The truth is a virus writer usually has a dual persona. In the "real" world he's probably a young, responsible and skillful programmer, perhaps a student. In the "virtual" world he's a transformed person, one seeking the overthrow of the computer systems he's running or studying.
 
It's an appropriate character for a world where nothing is as it seems, where something turns out to be its opposite. A love letter is actually a computer killing message of hate. The fastidiousness and tight discipline that go into coding are a stark contrast to the destruction they facilitate. The openness a programmer wants is achieved through dark secrecy of a conspiracy.
 
Why would a programmer write a virus? For petty reasons: years ago Jonjon Gumba wrote "Possessed" because he was being neglected by his parents.
 
For the thrill of using programming skills. "Sometimes," one programmer remarks, "when you're into something that's fun, you forget to think ahead, you overlook things in your excitement.
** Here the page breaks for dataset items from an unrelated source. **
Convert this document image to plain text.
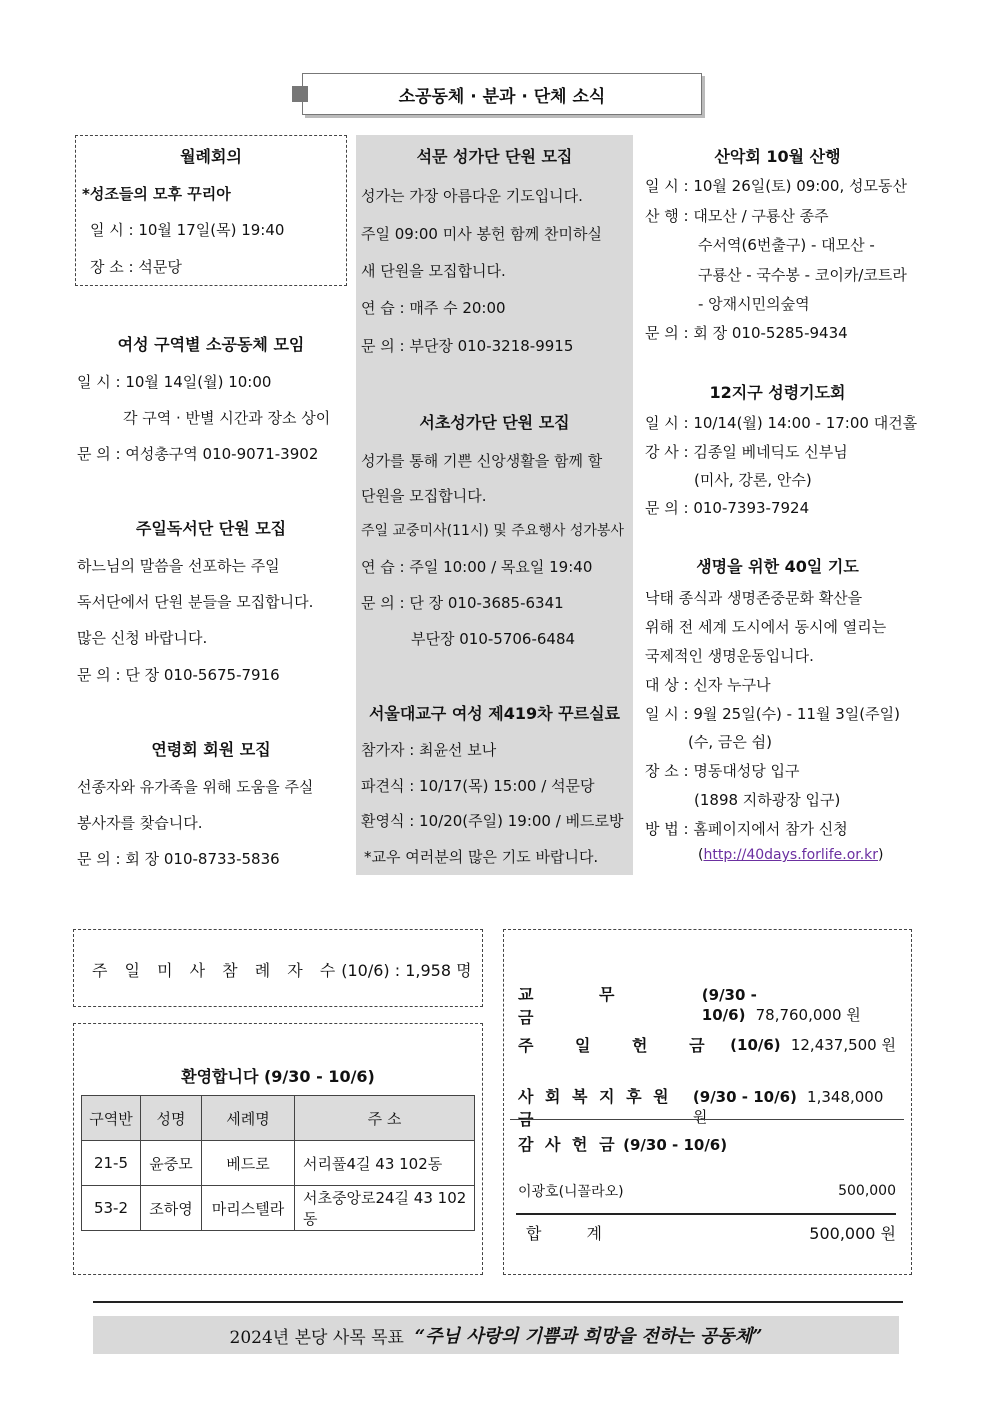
소공동체 · 분과 · 단체 소식
월례회의
*성조들의 모후 꾸리아
일 시 : 10월 17일(목) 19:40
장 소 : 석문당
여성 구역별 소공동체 모임
일 시 : 10월 14일(월) 10:00
각 구역 · 반별 시간과 장소 상이
문 의 : 여성총구역 010-9071-3902
주일독서단 단원 모집
하느님의 말씀을 선포하는 주일
독서단에서 단원 분들을 모집합니다.
많은 신청 바랍니다.
문 의 : 단 장 010-5675-7916
연령회 회원 모집
선종자와 유가족을 위해 도움을 주실
봉사자를 찾습니다.
문 의 : 회 장 010-8733-5836
석문 성가단 단원 모집
성가는 가장 아름다운 기도입니다.
주일 09:00 미사 봉헌 함께 찬미하실
새 단원을 모집합니다.
연 습 : 매주 수 20:00
문 의 : 부단장 010-3218-9915
서초성가단 단원 모집
성가를 통해 기쁜 신앙생활을 함께 할
단원을 모집합니다.
주일 교중미사(11시) 및 주요행사 성가봉사
연 습 : 주일 10:00 / 목요일 19:40
문 의 : 단 장 010-3685-6341
부단장 010-5706-6484
서울대교구 여성 제419차 꾸르실료
참가자 : 최윤선 보나
파견식 : 10/17(목) 15:00 / 석문당
환영식 : 10/20(주일) 19:00 / 베드로방
*교우 여러분의 많은 기도 바랍니다.
산악회 10월 산행
일 시 : 10월 26일(토) 09:00, 성모동산
산 행 : 대모산 / 구룡산 종주
수서역(6번출구) - 대모산 -
구룡산 - 국수봉 - 코이카/코트라
- 앙재시민의숲역
문 의 : 회 장 010-5285-9434
12지구 성령기도회
일 시 : 10/14(월) 14:00 - 17:00 대건홀
강 사 : 김종일 베네딕도 신부님
(미사, 강론, 안수)
문 의 : 010-7393-7924
생명을 위한 40일 기도
낙태 종식과 생명존중문화 확산을
위해 전 세계 도시에서 동시에 열리는
국제적인 생명운동입니다.
대 상 : 신자 누구나
일 시 : 9월 25일(수) - 11월 3일(주일)
(수, 금은 쉼)
장 소 : 명동대성당 입구
(1898 지하광장 입구)
방 법 : 홈페이지에서 참가 신청
(http://40days.forlife.or.kr)
주 일 미 사 참 례 자 수(10/6) : 1,958 명
환영합니다 (9/30 - 10/6)
구역반	성명	세례명	주 소
21-5	윤중모	베드로	서리풀4길 43 102동
53-2	조하영	마리스텔라	서초중앙로24길 43 102동
교 무 금
(9/30 - 10/6) 78,760,000 원
주 일 헌 금 (10/6) 12,437,500 원
사 회 복 지 후 원 금
(9/30 - 10/6) 1,348,000 원
감 사 헌 금 (9/30 - 10/6)
이광호(니꼴라오)	500,000
합 계	500,000 원
2024년 본당 사목 목표
“주님 사랑의 기쁨과 희망을 전하는 공동체”
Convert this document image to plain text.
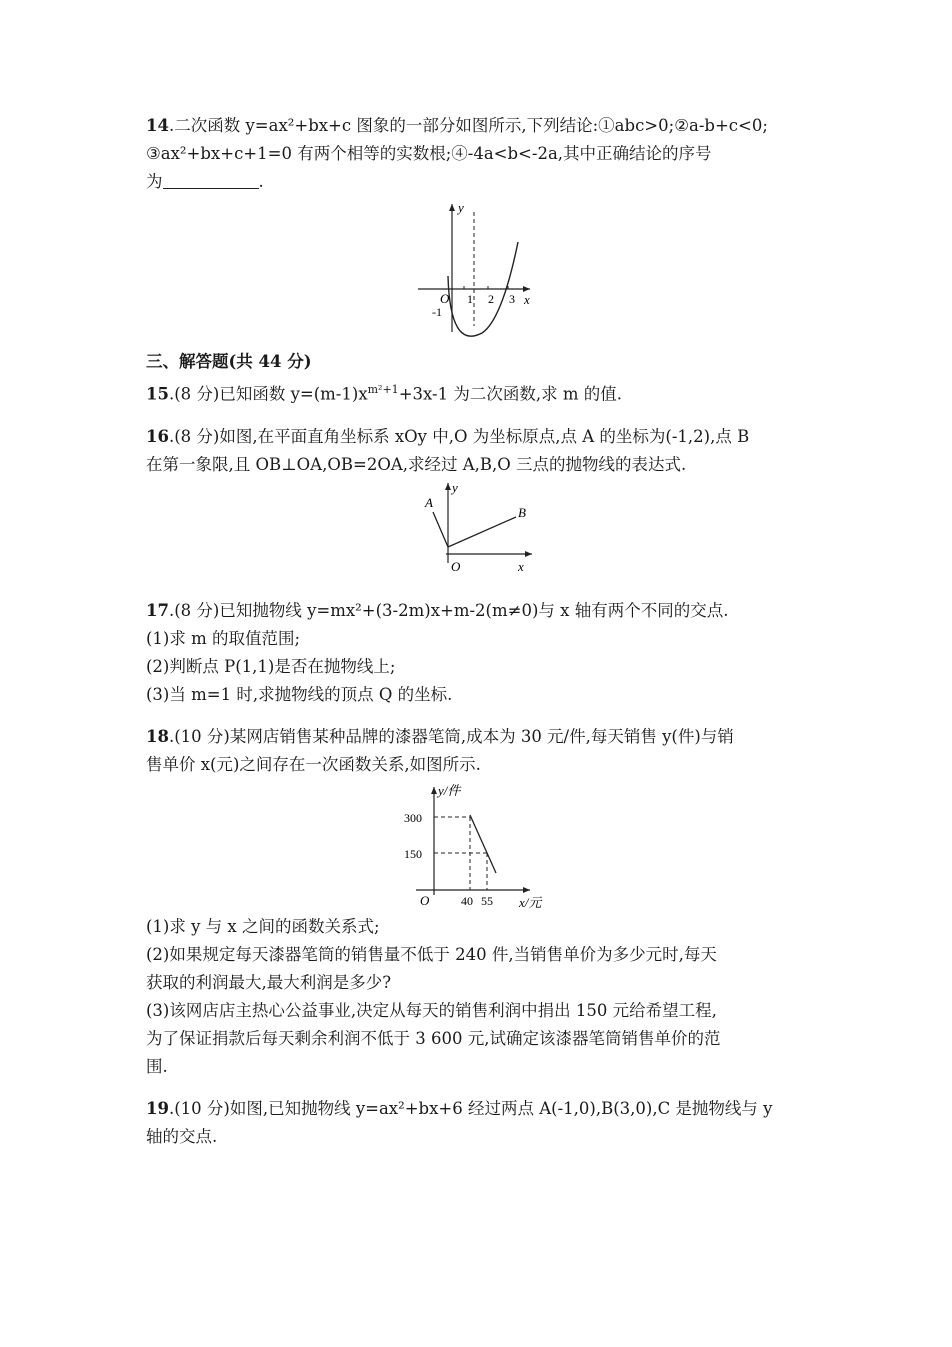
14.二次函数 y=ax²+bx+c 图象的一部分如图所示,下列结论:①abc>0;②a-b+c<0;
③ax²+bx+c+1=0 有两个相等的实数根;④-4a<b<-2a,其中正确结论的序号
为	.
y
x
O 1 2 3
-1
三、解答题(共 44 分)
15.(8 分)已知函数 $y=(m-1)x^{m^2+1}+3x-1$ 为二次函数,求 m 的值.
16.(8 分)如图,在平面直角坐标系 xOy 中,O 为坐标原点,点 A 的坐标为(-1,2),点 B
在第一象限,且 OB⊥OA,OB=2OA,求经过 A,B,O 三点的抛物线的表达式.
A
B
y
x
O
17.(8 分)已知抛物线 y=mx²+(3-2m)x+m-2(m≠0)与 x 轴有两个不同的交点.
(1)求 m 的取值范围;
(2)判断点 P(1,1)是否在抛物线上;
(3)当 m=1 时,求抛物线的顶点 Q 的坐标.
18.(10 分)某网店销售某种品牌的漆器笔筒,成本为 30 元/件,每天销售 y(件)与销
售单价 x(元)之间存在一次函数关系,如图所示.
y/件
x/元
300
150
O	40 55
(1)求 y 与 x 之间的函数关系式;
(2)如果规定每天漆器笔筒的销售量不低于 240 件,当销售单价为多少元时,每天
获取的利润最大,最大利润是多少?
(3)该网店店主热心公益事业,决定从每天的销售利润中捐出 150 元给希望工程,
为了保证捐款后每天剩余利润不低于 3 600 元,试确定该漆器笔筒销售单价的范
围.
19.(10 分)如图,已知抛物线 y=ax²+bx+6 经过两点 A(-1,0),B(3,0),C 是抛物线与 y
轴的交点.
I suppose it might be something like getting high on drugs."
 
For peculiar motives. There's a story of one person asking programmers for a virus to kill his parents' computer.
 
Why write a destructive payload? Isn't a program that infiltrates a system enough cause for satisfaction? Why modify ILOVEYOU from a password stealing virus to a destructive code? The reason, the programmer mentioned above replies, is that "the virus writers want to get noticed, to get talked about; if you want your virus listed in antivirus program information, it should be destructive or do something against antivirus programs."
 
It might seem hard to believe that a Third World nation like the Philippines with a stone age President like Joseph Estrada could produce computer programmers. The truth is the Philippines has been producing top caliber programmers for years, and is second only to India as the favorite Asian country of recruiters from American computer companies
 
The Filipino's knowledge of English helps. So does the proliferation of computer schools like AMACC. And the Internet has also increased the learning opportunities for programmers in general and for virus writers in particular. Scripts, codes and advice are freely exchanged by programmers all over the world.
 
The result is a thriving community of virus writers. One site alone used to lists more than 20 handles of Filipinos who 've written viruses. That part of the site has since been taken down by its webmaster.
 
You might think of virus writers as highly skilled acolytes practicing black magic -- Jedi seduced by the Dark Side. Or you could just write them off as pests. This is how the hackers like to characterize themselves when caught. They're just juveniles carried away by youthful hijinks.
 
It's hardly an image in keeping with the way they project themselves as cyber ninja, sneaking in and out of protected systems at will. But if it will hold off serious jail time, hey they can hack it.